SAN'A, Yemen -- When the Yemeni authorities released a convicted al-Qaida terrorist named Jamal al-Badawi from prison in October, U.S. officials were furious. Badawi helped plan the attack on the USS Cole in 2000, in which 17 American sailors were killed.
But the Yemenis saw things differently. Badawi had agreed to help track down five other members of al-Qaida who had escaped from prison and was more useful to the government on the street than off, said a high-level Yemeni government official, who spoke on condition of anonymity. He had also pledged his loyalty to Yemen's president before being released, the official said.
The fracas over Badawi - whom the Yemenis quickly returned to prison after being threatened with a loss of aid - underscored a much broader disagreement over how to fight terrorism in Yemen, a particularly valuable recruiting ground and refuge for Islamist militants in the past two decades.
Yemeni officials say they have had considerable success co-opting jihadists such as Badawi, often by releasing them from prison and helping them with money, schooling or jobs.
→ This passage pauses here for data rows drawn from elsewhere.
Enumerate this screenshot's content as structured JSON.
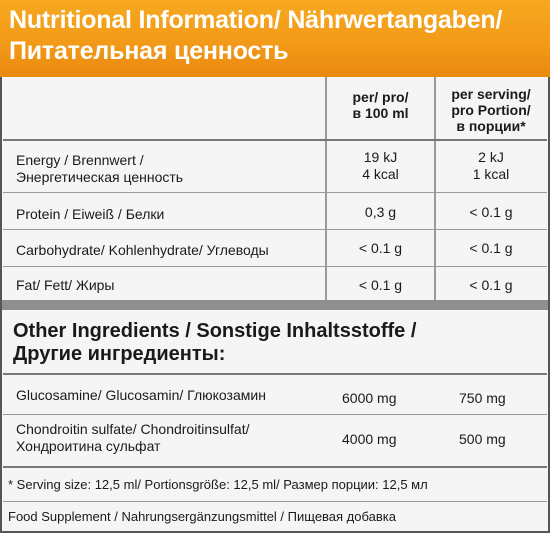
{
  "header": {
    "line1": "Nutritional Information/ Nährwertangaben/",
    "line2": "Питательная ценность"
  },
  "columns": {
    "per100_l1": "per/ pro/",
    "per100_l2": "в 100 ml",
    "serving_l1": "per serving/",
    "serving_l2": "pro Portion/",
    "serving_l3": "в порции*"
  },
  "nutrients": [
    {
      "label_l1": "Energy / Brennwert /",
      "label_l2": "Энергетическая ценность",
      "per100_l1": "19 kJ",
      "per100_l2": "4 kcal",
      "serving_l1": "2 kJ",
      "serving_l2": "1 kcal"
    },
    {
      "label_l1": "Protein / Eiweiß / Белки",
      "per100_l1": "0,3 g",
      "serving_l1": "< 0.1 g"
    },
    {
      "label_l1": "Carbohydrate/ Kohlenhydrate/ Углеводы",
      "per100_l1": "< 0.1 g",
      "serving_l1": "< 0.1 g"
    },
    {
      "label_l1": "Fat/ Fett/ Жиры",
      "per100_l1": "< 0.1 g",
      "serving_l1": "< 0.1 g"
    }
  ],
  "other": {
    "title_l1": "Other Ingredients / Sonstige Inhaltsstoffe /",
    "title_l2": "Другие ингредиенты:",
    "items": [
      {
        "label_l1": "Glucosamine/ Glucosamin/ Глюкозамин",
        "per100": "6000 mg",
        "serving": "750 mg"
      },
      {
        "label_l1": "Chondroitin sulfate/ Chondroitinsulfat/",
        "label_l2": "Хондроитина сульфат",
        "per100": "4000 mg",
        "serving": "500 mg"
      }
    ]
  },
  "footnotes": {
    "serving_size": "* Serving size: 12,5 ml/ Portionsgröße: 12,5 ml/ Размер порции: 12,5 мл",
    "supplement": "Food Supplement / Nahrungsergänzungsmittel / Пищевая добавка"
  }
}
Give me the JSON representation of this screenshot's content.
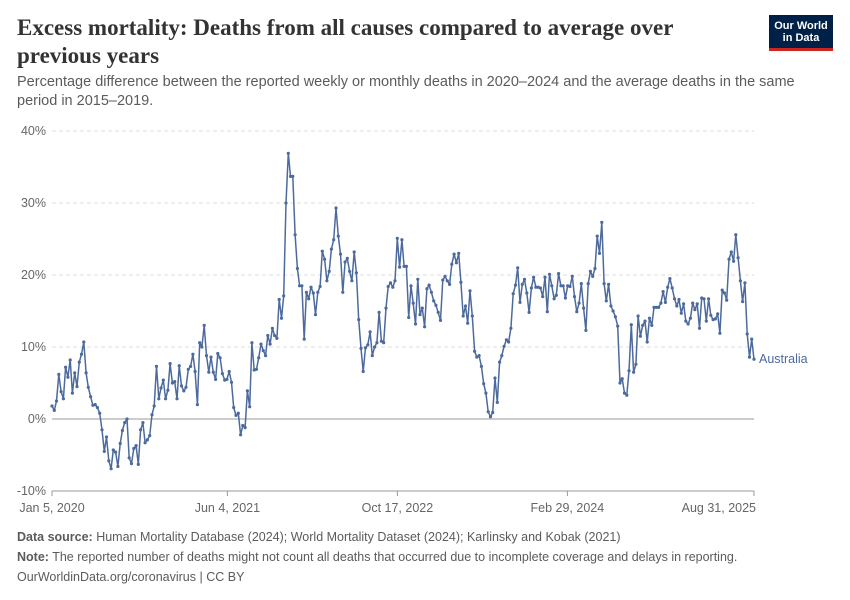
{
  "header": {
    "title": "Excess mortality: Deaths from all causes compared to average over previous years",
    "subtitle": "Percentage difference between the reported weekly or monthly deaths in 2020–2024 and the average deaths in the same period in 2015–2019.",
    "logo_line1": "Our World",
    "logo_line2": "in Data"
  },
  "footer": {
    "source_label": "Data source:",
    "source_text": " Human Mortality Database (2024); World Mortality Dataset (2024); Karlinsky and Kobak (2021)",
    "note_label": "Note:",
    "note_text": " The reported number of deaths might not count all deaths that occurred due to incomplete coverage and delays in reporting.",
    "credit": "OurWorldinData.org/coronavirus | CC BY"
  },
  "colors": {
    "line": "#4c6a9c",
    "grid": "#dddddd",
    "axis": "#999999",
    "text": "#666666",
    "brand": "#002147",
    "brand_accent": "#ce261e"
  },
  "chart_data": {
    "type": "line",
    "title": "",
    "xlabel": "",
    "ylabel": "",
    "ylim": [
      -10,
      40
    ],
    "yticks": [
      -10,
      0,
      10,
      20,
      30,
      40
    ],
    "ytick_labels": [
      "-10%",
      "0%",
      "10%",
      "20%",
      "30%",
      "40%"
    ],
    "xlim": [
      "2020-01-05",
      "2025-08-31"
    ],
    "xticks": [
      "2020-01-05",
      "2021-06-04",
      "2022-10-17",
      "2024-02-29",
      "2025-08-31"
    ],
    "xtick_labels": [
      "Jan 5, 2020",
      "Jun 4, 2021",
      "Oct 17, 2022",
      "Feb 29, 2024",
      "Aug 31, 2025"
    ],
    "grid": true,
    "series": [
      {
        "name": "Australia",
        "start": "2020-01-05",
        "end": "2025-08-31",
        "values": [
          1.8,
          1.2,
          2.5,
          6.2,
          3.8,
          2.8,
          7.2,
          5.8,
          8.2,
          3.6,
          6.4,
          4.5,
          7.9,
          9.0,
          10.7,
          6.4,
          4.4,
          3.1,
          1.9,
          2.0,
          1.6,
          0.8,
          -1.5,
          -4.5,
          -2.5,
          -5.8,
          -6.9,
          -4.3,
          -4.6,
          -6.6,
          -3.4,
          -1.6,
          -0.5,
          0.0,
          -5.4,
          -6.2,
          -4.1,
          -3.7,
          -6.3,
          -1.5,
          -0.5,
          -3.3,
          -2.9,
          -2.3,
          0.6,
          1.8,
          7.3,
          2.8,
          4.3,
          5.4,
          2.8,
          4.0,
          7.7,
          5.0,
          5.2,
          2.8,
          7.4,
          4.6,
          3.9,
          4.4,
          6.9,
          7.3,
          9.0,
          6.6,
          2.0,
          10.6,
          10.0,
          13.0,
          8.8,
          6.5,
          8.6,
          6.5,
          5.5,
          9.1,
          8.5,
          6.3,
          5.4,
          5.5,
          6.6,
          5.1,
          1.6,
          0.5,
          0.8,
          -2.2,
          -0.9,
          -1.2,
          3.9,
          1.7,
          10.6,
          6.8,
          6.9,
          8.5,
          10.4,
          9.5,
          8.8,
          11.6,
          10.4,
          12.6,
          11.6,
          11.2,
          16.6,
          14.0,
          17.1,
          30.0,
          36.9,
          33.7,
          33.7,
          25.6,
          20.9,
          18.5,
          18.5,
          11.1,
          17.6,
          16.7,
          18.3,
          17.5,
          14.5,
          17.6,
          18.4,
          23.3,
          22.2,
          19.2,
          20.5,
          23.6,
          24.9,
          29.3,
          25.4,
          22.9,
          17.6,
          21.8,
          22.3,
          20.5,
          19.2,
          23.2,
          20.3,
          13.8,
          9.8,
          6.6,
          9.9,
          10.3,
          12.1,
          8.8,
          10.0,
          10.6,
          14.8,
          10.8,
          10.6,
          15.4,
          18.4,
          18.9,
          18.3,
          19.2,
          25.1,
          21.1,
          24.9,
          21.2,
          21.2,
          14.1,
          18.5,
          16.1,
          13.2,
          19.4,
          14.5,
          15.4,
          12.8,
          18.1,
          18.6,
          17.6,
          16.4,
          15.8,
          14.8,
          13.7,
          19.3,
          19.8,
          19.2,
          18.7,
          21.5,
          22.9,
          21.7,
          23.0,
          19.0,
          14.3,
          15.7,
          13.3,
          17.8,
          14.3,
          9.4,
          8.6,
          8.8,
          7.3,
          4.9,
          3.6,
          1.0,
          0.3,
          0.9,
          5.7,
          2.3,
          7.9,
          8.8,
          10.1,
          11.0,
          10.7,
          12.6,
          17.4,
          18.6,
          21.0,
          16.2,
          18.7,
          19.4,
          17.5,
          14.8,
          18.2,
          19.7,
          18.3,
          18.3,
          18.2,
          17.0,
          19.7,
          14.9,
          20.1,
          18.5,
          16.7,
          17.2,
          20.2,
          18.5,
          18.5,
          16.8,
          18.5,
          18.4,
          19.8,
          17.0,
          14.9,
          16.1,
          18.8,
          15.4,
          12.3,
          18.8,
          20.5,
          19.8,
          20.9,
          25.4,
          23.0,
          27.3,
          18.8,
          16.4,
          18.7,
          15.7,
          15.0,
          14.2,
          12.9,
          5.0,
          5.6,
          3.6,
          3.3,
          6.7,
          13.1,
          6.5,
          7.6,
          14.3,
          11.5,
          13.0,
          13.6,
          10.7,
          14.0,
          13.0,
          15.5,
          15.5,
          15.5,
          16.1,
          17.7,
          16.2,
          18.3,
          19.5,
          18.2,
          16.7,
          15.7,
          16.6,
          14.7,
          16.0,
          13.6,
          13.2,
          14.0,
          16.1,
          15.2,
          16.0,
          12.6,
          16.8,
          16.7,
          13.6,
          16.7,
          14.4,
          13.8,
          13.9,
          14.6,
          11.9,
          17.9,
          17.5,
          16.5,
          22.2,
          23.2,
          21.9,
          25.6,
          22.4,
          19.2,
          16.3,
          18.9,
          11.8,
          8.6,
          11.1,
          8.3
        ]
      }
    ]
  }
}
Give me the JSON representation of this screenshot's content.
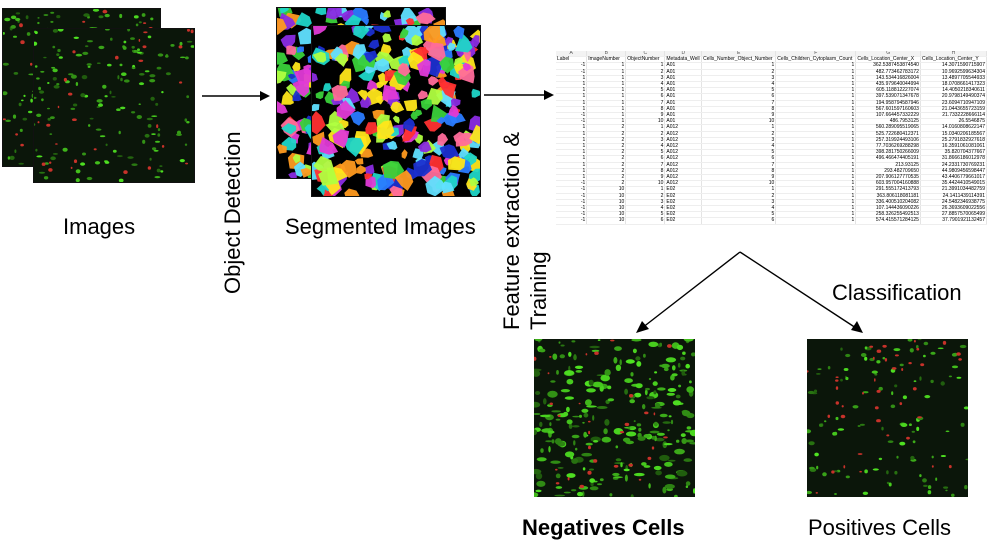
{
  "labels": {
    "images": "Images",
    "object_detection": "Object Detection",
    "segmented_images": "Segmented Images",
    "feature_line1": "Feature  extraction &",
    "feature_line2": "Training",
    "classification": "Classification",
    "negatives": "Negatives Cells",
    "positives": "Positives Cells"
  },
  "colors": {
    "cell_green": "#3fae2a",
    "cell_red": "#c8322a",
    "background_dark": "#0b160a",
    "segment_palette": [
      "#ff3030",
      "#ff9a1f",
      "#ffe61a",
      "#3ad13a",
      "#1fd6c8",
      "#2a7bff",
      "#1b2fcf",
      "#8a2be2",
      "#e03ad6",
      "#60e0ff",
      "#b0ff40",
      "#ff6b9a"
    ]
  },
  "spreadsheet": {
    "column_letters": [
      "A",
      "B",
      "C",
      "D",
      "E",
      "F",
      "G",
      "H"
    ],
    "headers": [
      "Label",
      "ImageNumber",
      "ObjectNumber",
      "Metadata_Well",
      "Cells_Number_Object_Number",
      "Cells_Children_Cytoplasm_Count",
      "Cells_Location_Center_X",
      "Cells_Location_Center_Y"
    ],
    "rows": [
      [
        "-1",
        "1",
        "1",
        "A01",
        "1",
        "1",
        "362.5387453874540",
        "14.3071590715907"
      ],
      [
        "-1",
        "1",
        "2",
        "A01",
        "2",
        "1",
        "482.773462783172",
        "10.9692599634304"
      ],
      [
        "1",
        "1",
        "3",
        "A01",
        "3",
        "1",
        "143.534416826004",
        "13.4897705544933"
      ],
      [
        "1",
        "1",
        "4",
        "A01",
        "4",
        "1",
        "435.979640044994",
        "18.0708661417323"
      ],
      [
        "1",
        "1",
        "5",
        "A01",
        "5",
        "1",
        "605.118812227074",
        "14.4050218340611"
      ],
      [
        "1",
        "1",
        "6",
        "A01",
        "6",
        "1",
        "397.539071347678",
        "20.9798149490374"
      ],
      [
        "1",
        "1",
        "7",
        "A01",
        "7",
        "1",
        "194.958794587946",
        "23.6094710947109"
      ],
      [
        "1",
        "1",
        "8",
        "A01",
        "8",
        "1",
        "567.601597160603",
        "21.0443655723159"
      ],
      [
        "-1",
        "1",
        "9",
        "A01",
        "9",
        "1",
        "107.664457332229",
        "21.7332228666114"
      ],
      [
        "-1",
        "1",
        "10",
        "A01",
        "10",
        "1",
        "486.7953125",
        "26.5546875"
      ],
      [
        "1",
        "2",
        "1",
        "A012",
        "1",
        "1",
        "560.289095519065",
        "14.0160808622147"
      ],
      [
        "1",
        "2",
        "2",
        "A012",
        "2",
        "1",
        "525.722680412371",
        "15.0340206185567"
      ],
      [
        "1",
        "2",
        "3",
        "A012",
        "3",
        "1",
        "257.319924493106",
        "25.2791832927618"
      ],
      [
        "1",
        "2",
        "4",
        "A012",
        "4",
        "1",
        "77.7036269288298",
        "16.3591061081061"
      ],
      [
        "1",
        "2",
        "5",
        "A012",
        "5",
        "1",
        "398.281750266009",
        "35.820704377667"
      ],
      [
        "1",
        "2",
        "6",
        "A012",
        "6",
        "1",
        "496.466474405191",
        "31.8666186012978"
      ],
      [
        "1",
        "2",
        "7",
        "A012",
        "7",
        "1",
        "213.93125",
        "24.2331730769231"
      ],
      [
        "1",
        "2",
        "8",
        "A012",
        "8",
        "1",
        "293.482709650",
        "44.9809456598447"
      ],
      [
        "1",
        "2",
        "9",
        "A012",
        "9",
        "1",
        "207.906127770535",
        "43.4406779661017"
      ],
      [
        "-1",
        "2",
        "10",
        "A012",
        "10",
        "1",
        "603.957004160888",
        "35.4424410549015"
      ],
      [
        "-1",
        "10",
        "1",
        "E02",
        "1",
        "1",
        "291.555172413793",
        "21.3991034482759"
      ],
      [
        "-1",
        "10",
        "2",
        "E02",
        "2",
        "1",
        "363.806118081181",
        "24.1411439114391"
      ],
      [
        "-1",
        "10",
        "3",
        "E02",
        "3",
        "1",
        "336.400510204082",
        "24.5482346938775"
      ],
      [
        "-1",
        "10",
        "4",
        "E02",
        "4",
        "1",
        "107.144436090226",
        "26.3693609022556"
      ],
      [
        "-1",
        "10",
        "5",
        "E02",
        "5",
        "1",
        "258.326255492513",
        "27.8857570065499"
      ],
      [
        "-1",
        "10",
        "6",
        "E02",
        "6",
        "1",
        "574.415571284125",
        "37.7901921132457"
      ]
    ]
  }
}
They are required to sign a pledge not to carry out any attacks on Yemeni soil, often backed by guarantees from their tribe or family. Many have taken part in an Islamic re-education effort led by religious scholars, now being copied on a wider scale in Saudi Arabia.
A number of these former jihadists have become government informers, helping to capture a new generation of younger, more dangerous al-Qaida militants - some of them veterans of the war in Iraq. Others have become mediators, helping persuade escaped prisoners to surrender themselves.
But U.S. counterterrorism officials and even some Yemenis say Yemen's government, more than others in the region, is in effect striking a deal that helps stop attacks here while leaving jihadists largely free to plan them elsewhere.
"Yemen is like a bus station - we stop some terrorists, and we send others on to fight elsewhere," said Murad Abdul Wahed Zafir, a political analyst at the National Democratic Institute in San'a. "We appease our partners in the West, but we are not really helping."
The Yemeni government argues that its approach is in keeping with Yemen's deeply conservative society, where Osama bin Laden and Saddam Hussein remain popular figures. Although a new U.S.-trained commando unit has regularly captured and killed hard-core terrorists, officials say they must also show restraint with prisoners: taking a harder line or acceding to U.S. demands to extradite people such as Badawi could provoke a violent backlash.
"The strategy is fighting terrorism, but we need space to use our own tactics, and our friends must understand us," said Rashad Muhammad al-Alimi, Yemen's interior minister.
After the attacks of Sept. 11, 2001, President Ali Abdullah Saleh flew to Washington and pledged full cooperation with U.S. anti-terrorism efforts. At home in Yemen, thousands of former "Afghan Arabs" were rounded up and imprisoned.
But Saleh was still sensitive to Islamic extremists, who remained a crucial domestic constituency. When the Pentagon leaked word of Yemeni collaboration in a U.S. missile strike in 2002 that killed the suspected leader of al-Qaida in Yemen, Saleh was furious.
That same year, Saleh hit on an idea that he hoped would satisfy both his U.S. and Islamist partners: al hiwar al fikri, or intellectual dialogue. This was an effort to inculcate the idea that Islam, properly understood, does not condone terrorism.
"It came from the idea that terror depends on ideology, and that thought should be confronted with thought," said Hamoud al Hetar, the cleric and judge who led the program.
Some critics have dismissed the dialogue program, which lapsed in 2005 after terror attacks dropped off, as a sham in which inmates feigned conversion to get out of prison. But Nasser al-Bahri, a former driver for Osama bin Laden, said it was more like a raw bargain: exempt Yemen from your jihad and you will be left alone.
"It changed their behavior, not their thoughts," said al-Bahri, 33, - who once went by the nom de guerre Abu Jandal. "Judge Hetar cannot cancel jihad, it is in the roots of our religion."
Al-Bahri said he has tried to reason with members of the younger generation of militants, but they refuse all dialogue. He now carries a weapon at all times, fearing for his safety, he said.
Asked what he did to advance the cause of al-Qaida outside of Yemen, al-Bahri smiled and said answering the question could be dangerous - but that not answering it could also expose him to risks, from a different group of people. After a pause, he said he merely prayed for al-Qaida's success.